Baca halaman selanjutnya…
Anak sendiri malah tak mau kuliah
Obati rasa kecewa karena anak sendiri tak mau kuliah
“Kalau putra Jenengan, kuliah juga?,” tanya saya mencoba memastikan. Suparno tersenyum sebelum akhirnya menggeleng tipis.
Suparno hanya memiliki satu anak, seorang laki-laki. Yang mana dari anaknya tersebut ia kemudian mendapat seorang cucu perempuan yang pagi itu ia bawa serta untuk menyaksikan prosesi wisuda UGM.
Suparno sendiri sempat berharap bisa menguliahkan sang anak, dengan harapan, selain punya ilmu banyak juga kelak punya peluang besar mendapatkan pekerjaan layak.
“Nggak harus UGM. Pokoknya mau kuliah dulu aja. Tapi anaknya nggak mau,” beber Suparno.
Suparno bahkan akan bekerja lebih keras untuk mencari-carikan uang, agar anaknya tersebut bisa kuliah dan menjadi sarjana.
Sebagai tambahan informasi, Suparno sendiri saat ini bekerja sebagai sopir truk muatan lintas provinsi.

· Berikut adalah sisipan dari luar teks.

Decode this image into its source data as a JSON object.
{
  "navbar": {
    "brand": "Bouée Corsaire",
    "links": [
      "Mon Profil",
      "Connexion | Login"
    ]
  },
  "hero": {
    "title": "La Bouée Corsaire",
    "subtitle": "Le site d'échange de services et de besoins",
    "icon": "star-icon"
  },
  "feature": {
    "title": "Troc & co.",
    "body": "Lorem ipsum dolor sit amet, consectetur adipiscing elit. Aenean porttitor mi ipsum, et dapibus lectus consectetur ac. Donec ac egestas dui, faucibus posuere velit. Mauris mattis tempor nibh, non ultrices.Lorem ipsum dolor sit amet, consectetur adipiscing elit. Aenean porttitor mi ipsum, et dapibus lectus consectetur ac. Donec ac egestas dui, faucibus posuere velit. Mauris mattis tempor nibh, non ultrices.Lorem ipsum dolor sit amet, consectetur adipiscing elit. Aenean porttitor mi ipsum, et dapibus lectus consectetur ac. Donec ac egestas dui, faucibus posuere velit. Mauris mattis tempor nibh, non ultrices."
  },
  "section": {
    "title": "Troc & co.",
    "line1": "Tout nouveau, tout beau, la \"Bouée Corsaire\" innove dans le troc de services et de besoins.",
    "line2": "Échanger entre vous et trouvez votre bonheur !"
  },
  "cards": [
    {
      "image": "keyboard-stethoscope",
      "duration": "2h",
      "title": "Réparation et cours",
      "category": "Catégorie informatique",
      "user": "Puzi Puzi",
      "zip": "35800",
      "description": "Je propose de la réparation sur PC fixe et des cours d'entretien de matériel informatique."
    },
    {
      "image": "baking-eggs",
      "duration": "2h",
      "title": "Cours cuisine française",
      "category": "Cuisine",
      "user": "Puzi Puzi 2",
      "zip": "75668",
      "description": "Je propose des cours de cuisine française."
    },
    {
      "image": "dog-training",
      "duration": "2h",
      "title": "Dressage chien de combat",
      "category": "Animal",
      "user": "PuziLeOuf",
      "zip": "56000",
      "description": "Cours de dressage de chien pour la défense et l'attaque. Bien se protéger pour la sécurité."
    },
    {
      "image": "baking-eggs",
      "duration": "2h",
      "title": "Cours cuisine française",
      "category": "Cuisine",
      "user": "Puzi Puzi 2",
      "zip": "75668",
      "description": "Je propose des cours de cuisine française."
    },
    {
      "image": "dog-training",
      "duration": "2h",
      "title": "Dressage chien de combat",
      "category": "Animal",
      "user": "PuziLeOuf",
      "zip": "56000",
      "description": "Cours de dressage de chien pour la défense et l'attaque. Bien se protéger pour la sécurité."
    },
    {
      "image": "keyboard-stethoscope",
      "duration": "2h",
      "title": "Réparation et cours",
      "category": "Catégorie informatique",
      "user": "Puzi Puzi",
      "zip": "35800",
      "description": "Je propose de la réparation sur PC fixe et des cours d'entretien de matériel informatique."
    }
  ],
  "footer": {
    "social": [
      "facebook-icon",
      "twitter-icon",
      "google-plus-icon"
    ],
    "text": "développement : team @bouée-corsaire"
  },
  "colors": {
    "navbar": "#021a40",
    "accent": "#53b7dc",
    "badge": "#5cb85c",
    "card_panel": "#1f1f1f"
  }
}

Ia menjadi sopir sebenarnya sudah sejak tahun 1988. Namun di masa itu, ia hanya merupakan sopir pick up untuk area Jogja saja.
Lalu pada 1991, Suparno beralih menjadi sopir bus pariwisata, hingga akhirnya berhenti sejak pandemi Covid-19 tengah parah-parahnya pada 2020 silam.
“Bus nggak bisa jalan, to. Pariwisata mandek. Nggak ada pemasukan. Terus akhirnya tahun 2021 akhir mulai jadi sopir truk,” terangnya.
Sayangnya, sang anak yang hobi othak-athik motor tak mau melanjutkan kuliah setelah lulus dari SMK. Kata Suparno, anaknya tersebut ingin membuka bengkel.
“Alhamdulillah, bengkelnya lancar. Terus nikah, punya anak satu ini,” ucap Suparno.
Usaha bengkel sang anak memang menghasilkan cuan. Namun, pada awalnya Suparno juga ingin agar sang anak memiliki nilai lebih jika menjadi sarjana.
Suparno memang bangga karena sang kenponakan hari ini wisuda di UGM. Namun, ia tetap tak mempermasalahkan keputusan anaknya sendiri yang memilih dan menentukan jalan hidupnya sendiri. Kendatipun di satu sisi juga seringkali muncul rasa eman.